The Pope On Purgatory

Expressed in his new encyclical, Spe Salvi [Saved in Hope] He explains his view, which happens to be the view of the Church:  

Some theologians are of the opinion that the fire which both burns and saves is Christ himself, the Judge and Saviour.  The encounter with him is the decisive act of judgement [sic].  Before his gaze all falsehood melts away.  This encounter with him, as it burns us, transforms and frees us, allowing us to become truly ourselves.  …His gaze, the touch of his heart heals us through an undeniably painful transformation ‘as through fire.’  But it is a  blessed pain, in which the holy power of his love sears through us like a flame, enabling us to become totally ourselves and thus totally of God.  In this way the inter-relation between justice and grace also becomes clear:  the way we live our lives is not immaterial, but our defilement does not stain us forever if we have at least continued to reach out towards Christ, towards truth and towards love.  …The pain of love becomes our salvation and our joy.  It is clear that we cannot calculate the ‘duration’ of this transforming burning in terms of the chronological measurements of this world.  The transforming ‘moment’ of this encounter eludes earthly time-reckoning—it is the heart’s time, it is the time of ‘passage’ to communion with God in the Body of Christ.  The judgement of God is hope, both because it is justice and because it is grace.  If it were merely grace, making all earthly things cease to matter, God would still owe us an answer to the question about justice—the crucial question that we ask of history and of God.  If it were merely justice, in the end it could bring only fear to us all.  The incarnation of God in Christ has so closely linked the two together—judgement and grace—that justice is firmly established:  we all work out our salvation ‘with fear and trembling’ (Phil. 2:12).  Nevertheless grace allows us all to hope, and to go trustfully to meet the Judge whom we know as our ‘advocate,’ or parakletos (I Jn. 2:1).      [Spe Salvi, n. 47]


4 Responses

  1. Haven’t read this encyclical yet. Makes me want to go read it.

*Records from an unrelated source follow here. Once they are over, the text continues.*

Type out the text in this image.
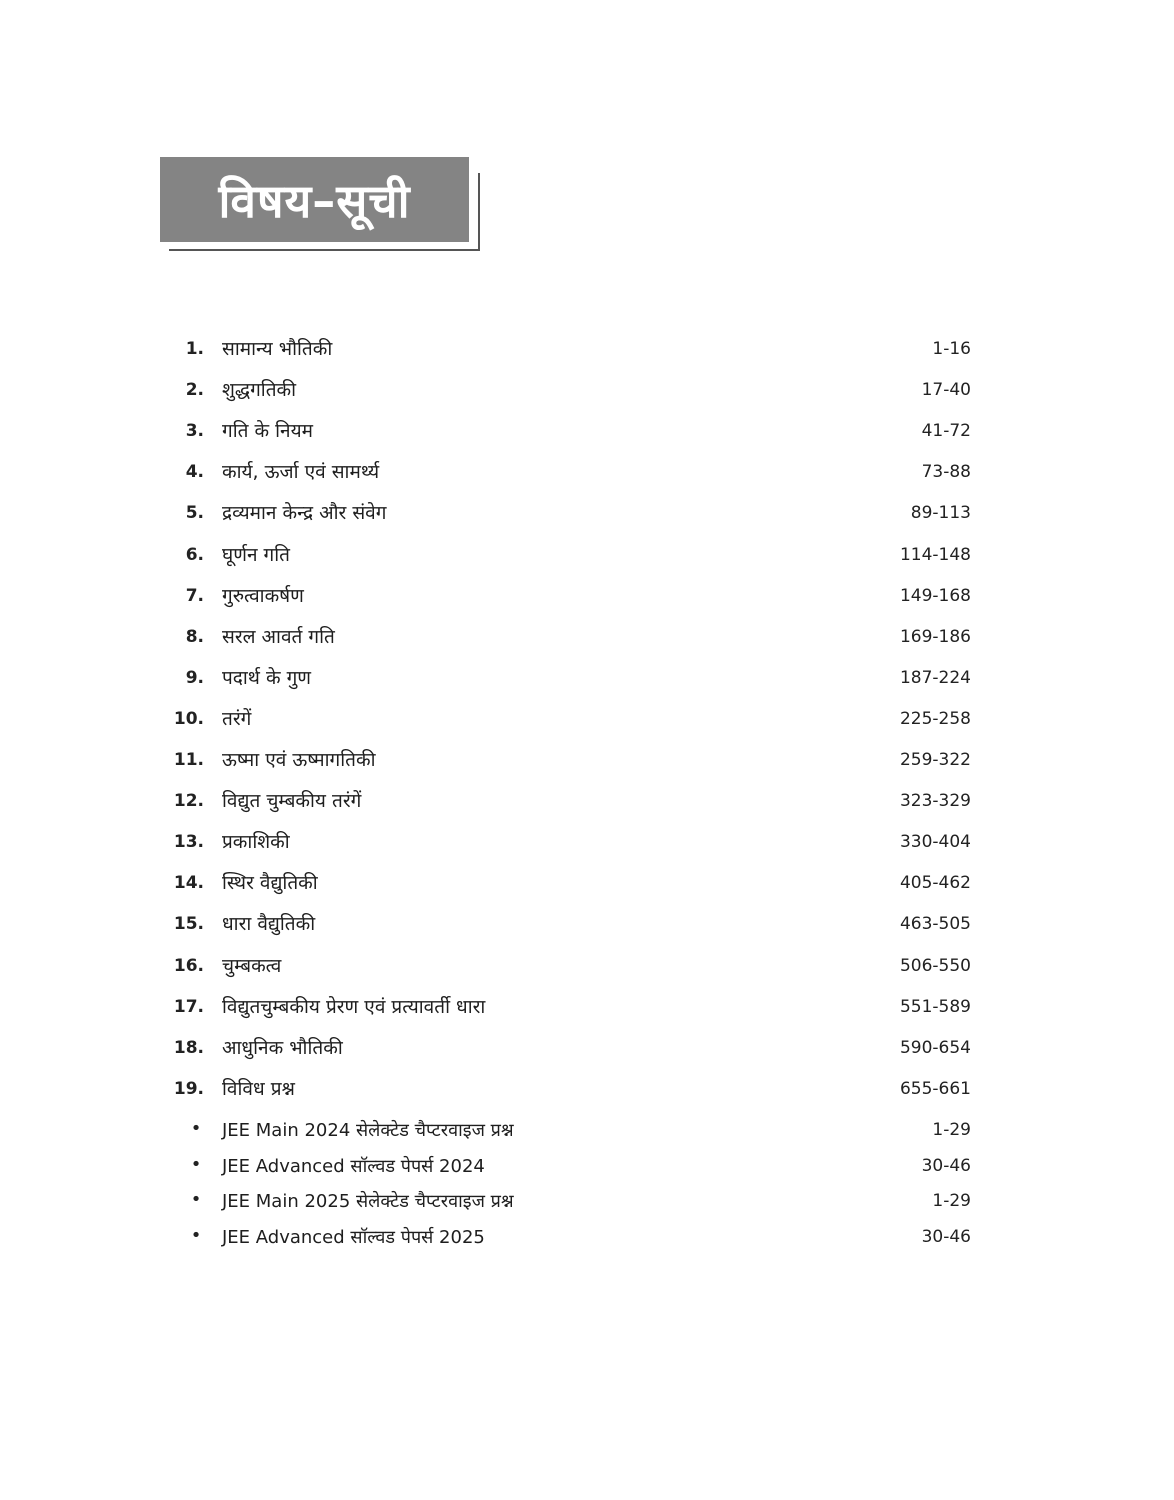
विषय–सूची
1. सामान्य भौतिकी	1-16
2. शुद्धगतिकी	17-40
3. गति के नियम	41-72
4. कार्य, ऊर्जा एवं सामर्थ्य	73-88
5. द्रव्यमान केन्द्र और संवेग	89-113
6. घूर्णन गति	114-148
7. गुरुत्वाकर्षण	149-168
8. सरल आवर्त गति	169-186
9. पदार्थ के गुण	187-224
10. तरंगें	225-258
11. ऊष्मा एवं ऊष्मागतिकी	259-322
12. विद्युत चुम्बकीय तरंगें	323-329
13. प्रकाशिकी	330-404
14. स्थिर वैद्युतिकी	405-462
15. धारा वैद्युतिकी	463-505
16. चुम्बकत्व	506-550
17. विद्युतचुम्बकीय प्रेरण एवं प्रत्यावर्ती धारा	551-589
18. आधुनिक भौतिकी	590-654
19. विविध प्रश्न	655-661
• JEE Main 2024 सेलेक्टेड चैप्टरवाइज प्रश्न	1-29
• JEE Advanced सॉल्वड पेपर्स 2024	30-46
• JEE Main 2025 सेलेक्टेड चैप्टरवाइज प्रश्न	1-29
• JEE Advanced सॉल्वड पेपर्स 2025	30-46
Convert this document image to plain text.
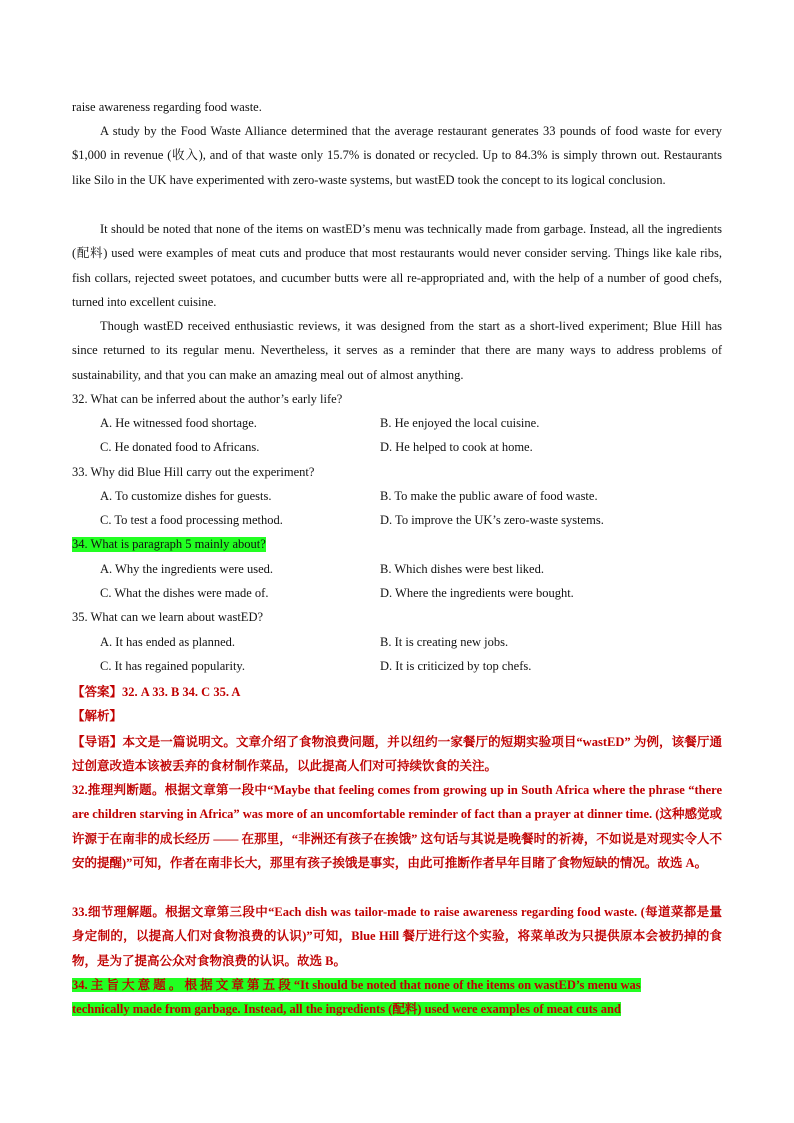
raise awareness regarding food waste.

A study by the Food Waste Alliance determined that the average restaurant generates 33 pounds of food waste for every $1,000 in revenue (收入), and of that waste only 15.7% is donated or recycled. Up to 84.3% is simply thrown out. Restaurants like Silo in the UK have experimented with zero-waste systems, but wastED took the concept to its logical conclusion.

It should be noted that none of the items on wastED’s menu was technically made from garbage. Instead, all the ingredients (配料) used were examples of meat cuts and produce that most restaurants would never consider serving. Things like kale ribs, fish collars, rejected sweet potatoes, and cucumber butts were all re-appropriated and, with the help of a number of good chefs, turned into excellent cuisine.

Though wastED received enthusiastic reviews, it was designed from the start as a short-lived experiment; Blue Hill has since returned to its regular menu. Nevertheless, it serves as a reminder that there are many ways to address problems of sustainability, and that you can make an amazing meal out of almost anything.

32. What can be inferred about the author’s early life?
A. He witnessed food shortage.	B. He enjoyed the local cuisine.
C. He donated food to Africans.	D. He helped to cook at home.
33. Why did Blue Hill carry out the experiment?
A. To customize dishes for guests.	B. To make the public aware of food waste.
C. To test a food processing method.	D. To improve the UK’s zero-waste systems.
34. What is paragraph 5 mainly about?
A. Why the ingredients were used.	B. Which dishes were best liked.
C. What the dishes were made of.	D. Where the ingredients were bought.
35. What can we learn about wastED?
A. It has ended as planned.	B. It is creating new jobs.
C. It has regained popularity.	D. It is criticized by top chefs.
【答案】32. A 33. B 34. C 35. A
【解析】

【导语】本文是一篇说明文。文章介绍了食物浪费问题，并以纽约一家餐厅的短期实验项目“wastED” 为例，该餐厅通过创意改造本该被丢弃的食材制作菜品，以此提高人们对可持续饮食的关注。

32.推理判断题。根据文章第一段中“Maybe that feeling comes from growing up in South Africa where the phrase “there are children starving in Africa” was more of an uncomfortable reminder of fact than a prayer at dinner time. (这种感觉或许源于在南非的成长经历 —— 在那里，“非洲还有孩子在挨饿” 这句话与其说是晚餐时的祈祷，不如说是对现实令人不安的提醒)”可知，作者在南非长大，那里有孩子挨饿是事实，由此可推断作者早年目睹了食物短缺的情况。故选 A。

33.细节理解题。根据文章第三段中“Each dish was tailor-made to raise awareness regarding food waste. (每道菜都是量身定制的，以提高人们对食物浪费的认识)”可知，Blue Hill 餐厅进行这个实验，将菜单改为只提供原本会被扔掉的食物，是为了提高公众对食物浪费的认识。故选 B。

34. 主 旨 大 意 题 。 根 据 文 章 第 五 段 “It should be noted that none of the items on wastED’s menu was
technically made from garbage. Instead, all the ingredients (配料) used were examples of meat cuts and
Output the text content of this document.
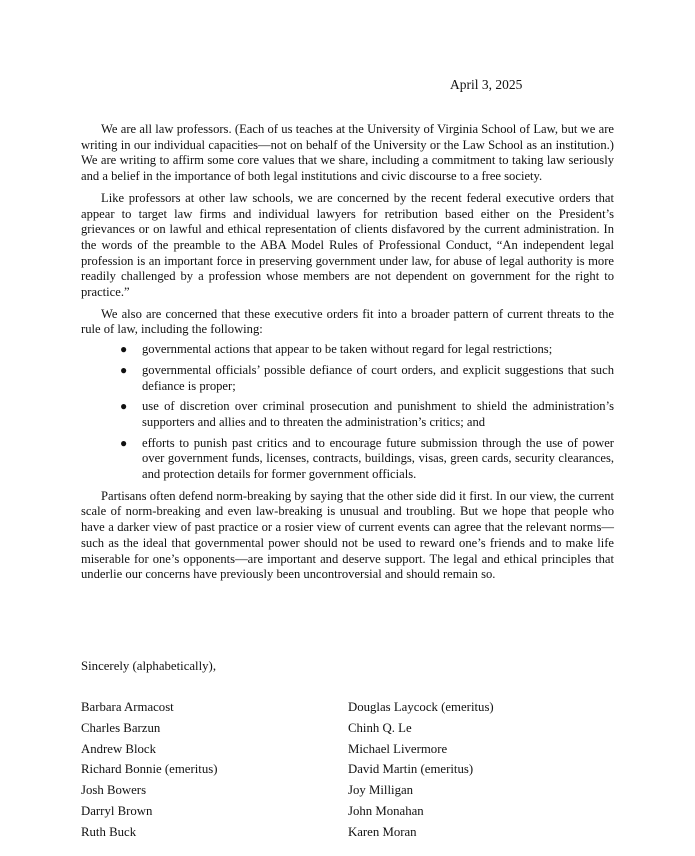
April 3, 2025

We are all law professors. (Each of us teaches at the University of Virginia School of Law, but we are writing in our individual capacities—not on behalf of the University or the Law School as an institution.) We are writing to affirm some core values that we share, including a commitment to taking law seriously and a belief in the importance of both legal institutions and civic discourse to a free society.

Like professors at other law schools, we are concerned by the recent federal executive orders that appear to target law firms and individual lawyers for retribution based either on the President’s grievances or on lawful and ethical representation of clients disfavored by the current administration. In the words of the preamble to the ABA Model Rules of Professional Conduct, “An independent legal profession is an important force in preserving government under law, for abuse of legal authority is more readily challenged by a profession whose members are not dependent on government for the right to practice.”

We also are concerned that these executive orders fit into a broader pattern of current threats to the rule of law, including the following:

● governmental actions that appear to be taken without regard for legal restrictions;
● governmental officials’ possible defiance of court orders, and explicit suggestions that such defiance is proper;
● use of discretion over criminal prosecution and punishment to shield the administration’s supporters and allies and to threaten the administration’s critics; and
● efforts to punish past critics and to encourage future submission through the use of power over government funds, licenses, contracts, buildings, visas, green cards, security clearances, and protection details for former government officials.

Partisans often defend norm-breaking by saying that the other side did it first. In our view, the current scale of norm-breaking and even law-breaking is unusual and troubling. But we hope that people who have a darker view of past practice or a rosier view of current events can agree that the relevant norms—such as the ideal that governmental power should not be used to reward one’s friends and to make life miserable for one’s opponents—are important and deserve support. The legal and ethical principles that underlie our concerns have previously been uncontroversial and should remain so.

Sincerely (alphabetically),
Barbara Armacost
Charles Barzun
Andrew Block
Richard Bonnie (emeritus)
Josh Bowers
Darryl Brown
Ruth Buck
Douglas Laycock (emeritus)
Chinh Q. Le
Michael Livermore
David Martin (emeritus)
Joy Milligan
John Monahan
Karen Moran
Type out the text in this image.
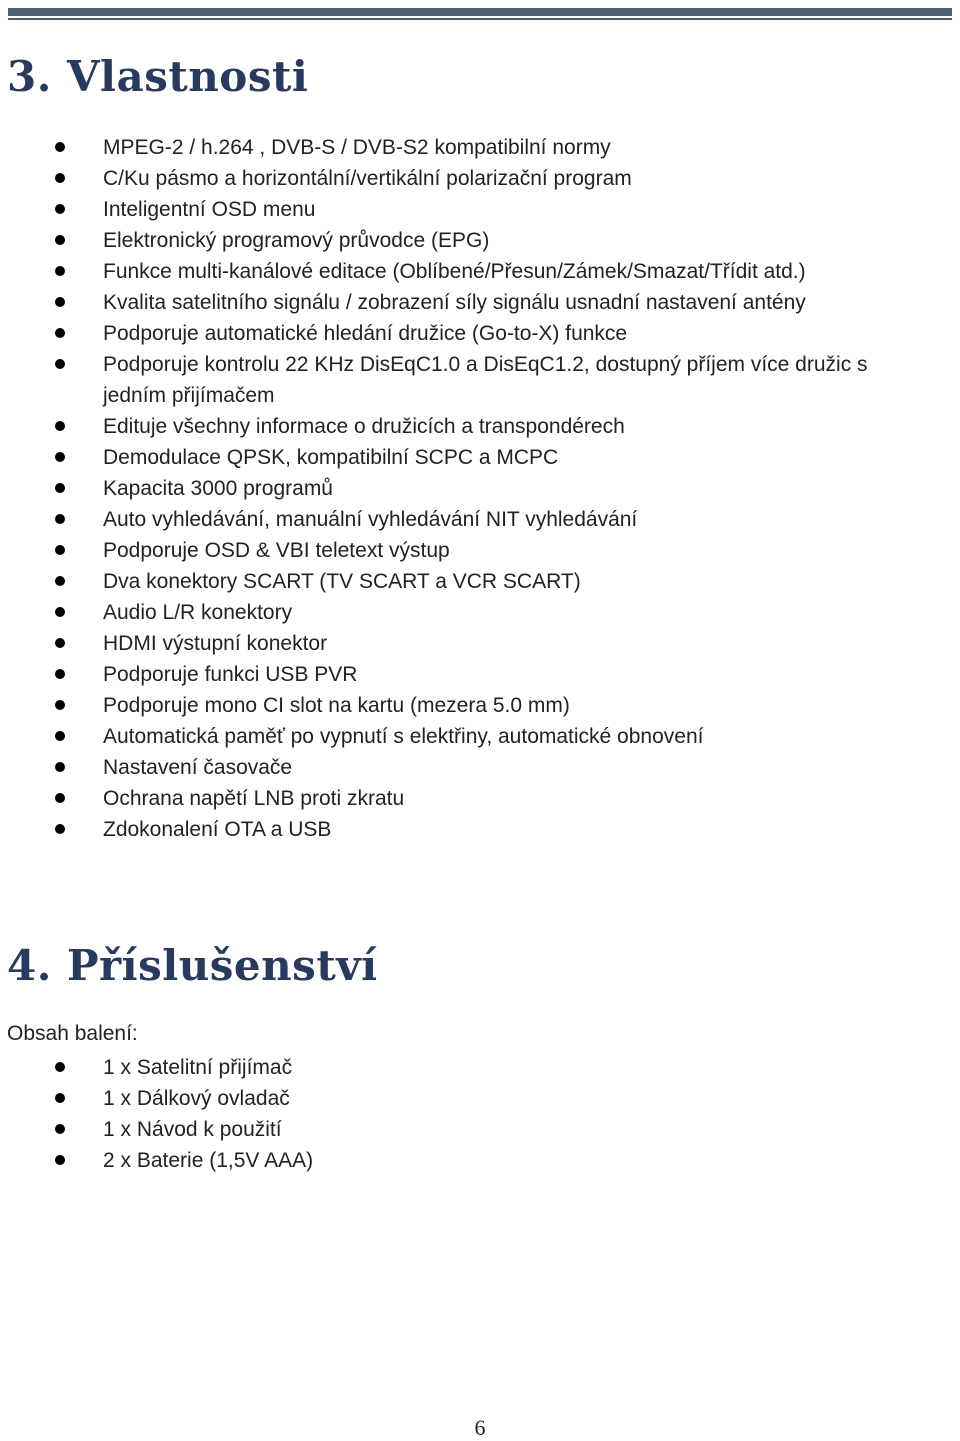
3. Vlastnosti
MPEG-2 / h.264 , DVB-S / DVB-S2 kompatibilní normy
C/Ku pásmo a horizontální/vertikální polarizační program
Inteligentní OSD menu
Elektronický programový průvodce (EPG)
Funkce multi-kanálové editace (Oblíbené/Přesun/Zámek/Smazat/Třídit atd.)
Kvalita satelitního signálu / zobrazení síly signálu usnadní nastavení antény
Podporuje automatické hledání družice (Go-to-X) funkce
Podporuje kontrolu 22 KHz DisEqC1.0 a DisEqC1.2, dostupný příjem více družic s jedním přijímačem
Edituje všechny informace o družicích a transpondérech
Demodulace QPSK, kompatibilní SCPC a MCPC
Kapacita 3000 programů
Auto vyhledávání, manuální vyhledávání NIT vyhledávání
Podporuje OSD & VBI teletext výstup
Dva konektory SCART (TV SCART a VCR SCART)
Audio L/R konektory
HDMI výstupní konektor
Podporuje funkci USB PVR
Podporuje mono CI slot na kartu (mezera 5.0 mm)
Automatická paměť po vypnutí s elektřiny, automatické obnovení
Nastavení časovače
Ochrana napětí LNB proti zkratu
Zdokonalení OTA a USB
4. Příslušenství

Obsah balení:

1 x Satelitní přijímač
1 x Dálkový ovladač
1 x Návod k použití
2 x Baterie (1,5V AAA)
6
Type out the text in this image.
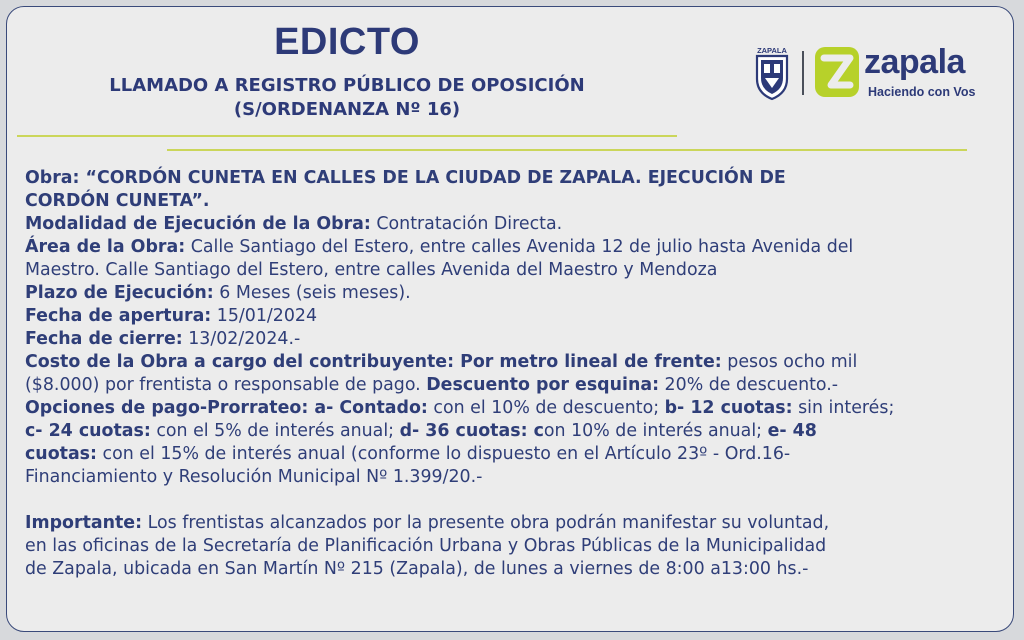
EDICTO
LLAMADO A REGISTRO PÚBLICO DE OPOSICIÓN
(S/ORDENANZA Nº 16)
ZAPALA zapala
Haciendo con Vos
Obra: “CORDÓN CUNETA EN CALLES DE LA CIUDAD DE ZAPALA. EJECUCIÓN DE
CORDÓN CUNETA”.
Modalidad de Ejecución de la Obra: Contratación Directa.
Área de la Obra: Calle Santiago del Estero, entre calles Avenida 12 de julio hasta Avenida del
Maestro. Calle Santiago del Estero, entre calles Avenida del Maestro y Mendoza
Plazo de Ejecución: 6 Meses (seis meses).
Fecha de apertura: 15/01/2024
Fecha de cierre: 13/02/2024.-
Costo de la Obra a cargo del contribuyente: Por metro lineal de frente: pesos ocho mil
($8.000) por frentista o responsable de pago. Descuento por esquina: 20% de descuento.-
Opciones de pago-Prorrateo: a- Contado: con el 10% de descuento; b- 12 cuotas: sin interés;
c- 24 cuotas: con el 5% de interés anual; d- 36 cuotas: con 10% de interés anual; e- 48
cuotas: con el 15% de interés anual (conforme lo dispuesto en el Artículo 23º - Ord.16-
Financiamiento y Resolución Municipal Nº 1.399/20.-
Importante: Los frentistas alcanzados por la presente obra podrán manifestar su voluntad,
en las oficinas de la Secretaría de Planificación Urbana y Obras Públicas de la Municipalidad
de Zapala, ubicada en San Martín Nº 215 (Zapala), de lunes a viernes de 8:00 a13:00 hs.-
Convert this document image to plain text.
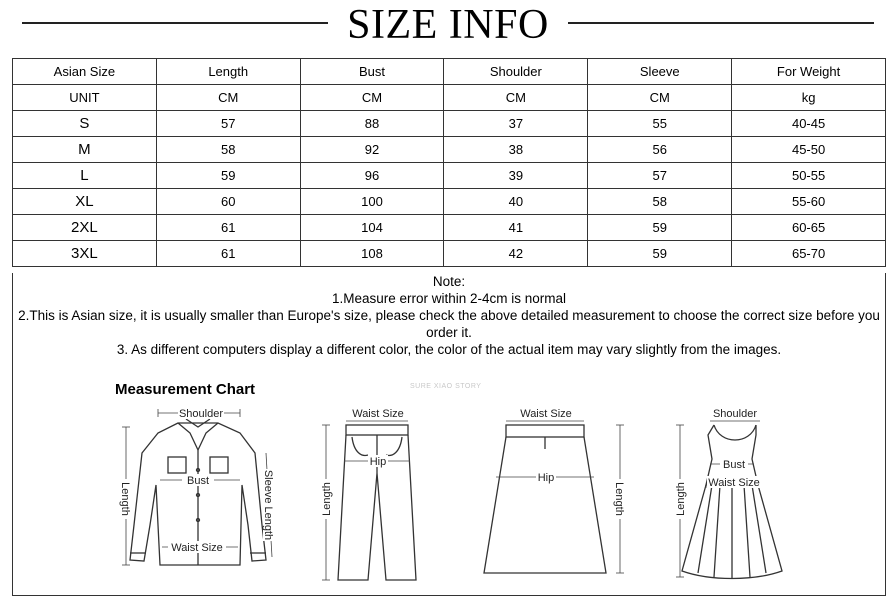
SIZE INFO
Asian Size	Length	Bust	Shoulder	Sleeve	For Weight
UNIT	CM	CM	CM	CM	kg
S	57	88	37	55	40-45
M	58	92	38	56	45-50
L	59	96	39	57	50-55
XL	60	100	40	58	55-60
2XL	61	104	41	59	60-65
3XL	61	108	42	59	65-70
Note:
1.Measure error within 2-4cm is normal
2.This is Asian size, it is usually smaller than Europe's size, please check the above detailed measurement to choose the correct size before you order it.
3. As different computers display a different color, the color of the actual item may vary slightly from the images.
Measurement Chart	SURE XIAO STORY
Shoulder
Bust
Waist Size
Length	Sleeve Length
Waist Size
Hip
Length
Waist Size
Hip
Length
Shoulder
Bust
Waist Size
Length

  2. As I’m sure you already know, it can be found at :
    It is a wonderful read!

  3. Tim,
    You know I am the weirdest Catholic on this planet. I’d probably get excommunicated with my views. I do not think that I believe in a ‘spiritual realm’ called Purgatory. In my eyes, I feel that the loss of innocence is Purgatory and it is here whilst we live. Jesus is too cool to have let another Purgatory exist. I dunno how to really express what I am saying, I just think of Heaven…nothing in betwixt. After all, He took three days to go get everyone outta Hell. I don’t think He wants us to suffer after we leave our Earthly Home. I think the guilt, suffering, changes in our bodies, health…that’s Purgatory here. Call me crazy. You wouldn’t be the first to do so.

    Lord Be With You and the Family,

  4. Harlequin, I know where you are coming from.
    As a former Baptist, I never believed in Purgatory either. I was told that it denied the power of Christ’s death, and was a way of “working” ourselves into heaven. But upon further study, I found that it’s the very power of Christ and His love for us, that cleanses us before entry into heaven. Like the image of the child playing in the mud puddle; before that child comes inside the house he must be cleaned off, or the house will become dirty. Since nothing sinful can enter heaven, it must be clean first. This has nothing to do with “not being ‘saved’ enough” but being clean enough.

    Purgatory is not so much a place as an action. The love of Christ, purges all impurities from our soul like the refiners fire and when we let go of those sins that so easily entangle us, we are ushered beore the Holy Trinity, to love and serve Him through eternity.

    You’re not crazy….at least, no crazier than I!! 🙂

    The Lord be with you and your family as well.